Myth v Fact
On 26 July 2018 the Constitutional Court handed down a much talked about decision regarding employees of labour brokers.
Since then a great deal of mis-information has been doing the rounds, resulting in myth being confused with fact.
The Court’s decision concerned a very narrow issue. S198A(3)(b) of the LRA states that the client is “deemed” to be the employer of a TES employee, after 3 months.
The original dispute in the CCMA was about whether the word “deemed” resulted in a dual employer situation (the TES & client) or a single employer (the client only).
The Court ruled that the client becomes the deemed (sole) employer, but only for the purposes of the LRA.
So what does this mean?
Myth: This is the end of Temporary Employment Services(TES)
Fact: Not so. Prior to deeming being triggered, the following triangular relationship exists.
After 3 months there is a sole employment relationship with the client, for the purposes of the LRA only
(unfair dismissal, unfair labour practices, bargaining & organisational rights) – the ‘TES – employee’ contract & SLA between the TES and the client, remain in place.
Myth: Employees of the TES become permanent employees of the client after 3 months.
Fact: The judgement stated that there is no transfer of employment
to the client and the triangular employment relationship continues.
Fact: Payroll, leave & timesheet administration and any other functions undertaken by the TES in terms of its commercial contract with the client, continue after deeming is triggered.
Even after the client is deemed to be the (sole) employer, the TES & the client can still be held jointly or severally liable for LRA contraventions.
Fact: In terms of most other employment legislation (BCEA, COID, UIF, SDA, SDLA, PAYE) the TES remains the sole employer of the employee. In terms of the EEA a dual relationship would exist. In terms of the OHS Act the client would still be liable.
Myth: TESs are unprincipled and exploit workers.
Fact: The “bakkie brigade” does exist and has given the industry a bad name. For example, the TES would charge a client R150 per worker per day, but only pay the worker R80 a day. And this would normally also be without any statutory compliance by this labour broker.
Fact: Large reputable TESs operate professional & value added businesses. Take CAPES for instance, an umbrella body representing more than 1200 independent staffing businesses & representing a daily average of over 1 000 000 temp workers – it is internationally affiliated & is a member of Business Unity South Africa (BUSA).
Fact: Reputable TESs recruit, screen & train temp employees before placing them with clients
Fact: Some TESs run training facilities for temps, which would be unaffordable to most clients.
Fact: Some TESs offer provident fund membership as an option to their employees, whereas many of the clients with whom TES employees might be placed, provide no fringe benefits for their own permanent staff.
Fact: Reputable TESs comply with all labour laws, minimum wages, bargaining council agreements & sectoral determinations.

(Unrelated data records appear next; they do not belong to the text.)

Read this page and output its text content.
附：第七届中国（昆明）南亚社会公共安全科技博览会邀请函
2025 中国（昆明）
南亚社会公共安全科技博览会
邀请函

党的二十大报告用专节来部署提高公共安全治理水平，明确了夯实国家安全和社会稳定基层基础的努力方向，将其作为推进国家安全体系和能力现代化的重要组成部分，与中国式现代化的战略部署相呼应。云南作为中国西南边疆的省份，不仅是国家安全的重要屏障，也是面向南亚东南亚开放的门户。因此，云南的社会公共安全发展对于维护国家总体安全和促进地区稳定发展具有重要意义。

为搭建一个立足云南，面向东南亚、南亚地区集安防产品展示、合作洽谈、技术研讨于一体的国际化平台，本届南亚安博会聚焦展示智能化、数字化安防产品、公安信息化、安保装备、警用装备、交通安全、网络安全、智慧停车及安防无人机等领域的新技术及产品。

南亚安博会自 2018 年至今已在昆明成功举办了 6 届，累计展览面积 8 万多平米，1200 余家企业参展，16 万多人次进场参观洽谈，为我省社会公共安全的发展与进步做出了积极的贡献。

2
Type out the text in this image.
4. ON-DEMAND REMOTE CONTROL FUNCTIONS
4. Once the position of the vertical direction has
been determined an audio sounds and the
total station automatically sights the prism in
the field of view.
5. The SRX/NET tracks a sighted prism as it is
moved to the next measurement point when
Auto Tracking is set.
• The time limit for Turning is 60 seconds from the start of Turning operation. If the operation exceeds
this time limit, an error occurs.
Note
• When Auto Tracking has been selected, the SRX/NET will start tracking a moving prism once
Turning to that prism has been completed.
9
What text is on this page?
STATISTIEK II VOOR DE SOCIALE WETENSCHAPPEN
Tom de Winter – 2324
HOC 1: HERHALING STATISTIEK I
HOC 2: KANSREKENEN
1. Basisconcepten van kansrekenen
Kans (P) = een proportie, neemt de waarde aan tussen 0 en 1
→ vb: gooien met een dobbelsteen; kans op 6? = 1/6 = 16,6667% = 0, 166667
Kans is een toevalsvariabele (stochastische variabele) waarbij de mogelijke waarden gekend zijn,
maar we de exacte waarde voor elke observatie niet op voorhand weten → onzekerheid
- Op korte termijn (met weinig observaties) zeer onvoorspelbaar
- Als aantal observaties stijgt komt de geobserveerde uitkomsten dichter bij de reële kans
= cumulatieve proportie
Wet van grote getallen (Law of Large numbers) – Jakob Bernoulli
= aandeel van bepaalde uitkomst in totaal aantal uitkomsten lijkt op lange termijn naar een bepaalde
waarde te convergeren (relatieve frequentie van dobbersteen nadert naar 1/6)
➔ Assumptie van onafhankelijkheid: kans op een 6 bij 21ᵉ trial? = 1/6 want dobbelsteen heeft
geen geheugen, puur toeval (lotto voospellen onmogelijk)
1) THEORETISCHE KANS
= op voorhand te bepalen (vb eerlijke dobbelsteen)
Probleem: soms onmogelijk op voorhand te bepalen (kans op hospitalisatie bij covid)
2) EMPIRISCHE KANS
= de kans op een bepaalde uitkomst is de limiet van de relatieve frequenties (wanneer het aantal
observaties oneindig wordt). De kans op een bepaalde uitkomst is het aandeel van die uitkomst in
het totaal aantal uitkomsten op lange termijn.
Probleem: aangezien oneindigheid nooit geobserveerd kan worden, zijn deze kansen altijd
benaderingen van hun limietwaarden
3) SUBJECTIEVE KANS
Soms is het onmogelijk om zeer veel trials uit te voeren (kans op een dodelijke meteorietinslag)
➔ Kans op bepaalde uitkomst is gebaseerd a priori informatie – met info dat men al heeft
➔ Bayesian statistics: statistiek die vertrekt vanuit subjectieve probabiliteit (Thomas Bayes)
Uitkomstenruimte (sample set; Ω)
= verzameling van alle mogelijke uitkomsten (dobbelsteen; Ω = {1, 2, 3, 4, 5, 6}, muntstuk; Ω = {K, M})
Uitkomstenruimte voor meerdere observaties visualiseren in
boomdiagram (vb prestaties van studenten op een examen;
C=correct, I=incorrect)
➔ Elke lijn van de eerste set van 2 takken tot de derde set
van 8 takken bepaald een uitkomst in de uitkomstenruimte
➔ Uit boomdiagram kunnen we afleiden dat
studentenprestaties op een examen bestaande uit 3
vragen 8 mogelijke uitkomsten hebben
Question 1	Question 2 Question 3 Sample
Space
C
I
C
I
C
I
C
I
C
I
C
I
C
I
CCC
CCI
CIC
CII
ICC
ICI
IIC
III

Myth: The Constitutional Court’s decision affects all TES employees
Fact: It does not apply
to TES employees earning above the earnings threshold, which is currently R205 433pa.
Fact :It does not apply
to TES employees who substitute for a client’s employee, who is temporarily absent for more than 3 months.
Fact: It does not apply
in a category of work for any period where a collective agreement deems the work to be of a temporary nature.
Myth: The judgment affects fixed-term contracts of employees who earn under the threshold of R205 433 p.a.
Fact: The provisions of s198B concerning FTCs remain applicable. This section provides for a number of instances where the duration of an FTC can extend beyond 3 months.
Myth: The Court judgement affects the employees of contractors who provide services such as security, catering, cleaning, etc. to clients
Fact: It does not impact
employees of service providers who render services to clients on an outsourced basis. The employee’s of these service businesses remain their employees. The client e.g. a body corporate, company, etc. is contracting in a service & not labour.
Only use a TES where it makes business sense & there is a value add
Only contract with a reputable TES
Service level agreements & standard operating procedures between the client & TES are crucial – they should include appropriate indemnities for instances where the TES breaches any labour or other law
TES Value Add Services
(acknowledgment – Kirchmann’s Inc)
The traditional perception and experience of labour brokers is of a small operation where a number of workers are provided to a client, to undertake manual tasks on a daily basis. Established TES companies offer a host of value-added services to clients.
Resourcing – advertise, screen & verify employees including ID, licence, qualification & reference checks
Work readiness & integration
Education, training & development
Payroll & related admin, including UIF, COID, PAYE, SDL & leave management
Labour relations & dispute management (e.g. at CCMA & bargaining councils)
On-site management of temporarily placed employees
Client requires less HR staff because the TES employs it’s own HR professionals
The timing of payroll & SLA payments can significantly free up the client’s cashflow
Functional outsourcing: end-to-end management of non-core operations
We hope that this article has assisted you to sort fact from fiction and to gain a more balanced perspective on this issue, than what you may have obtained via the media.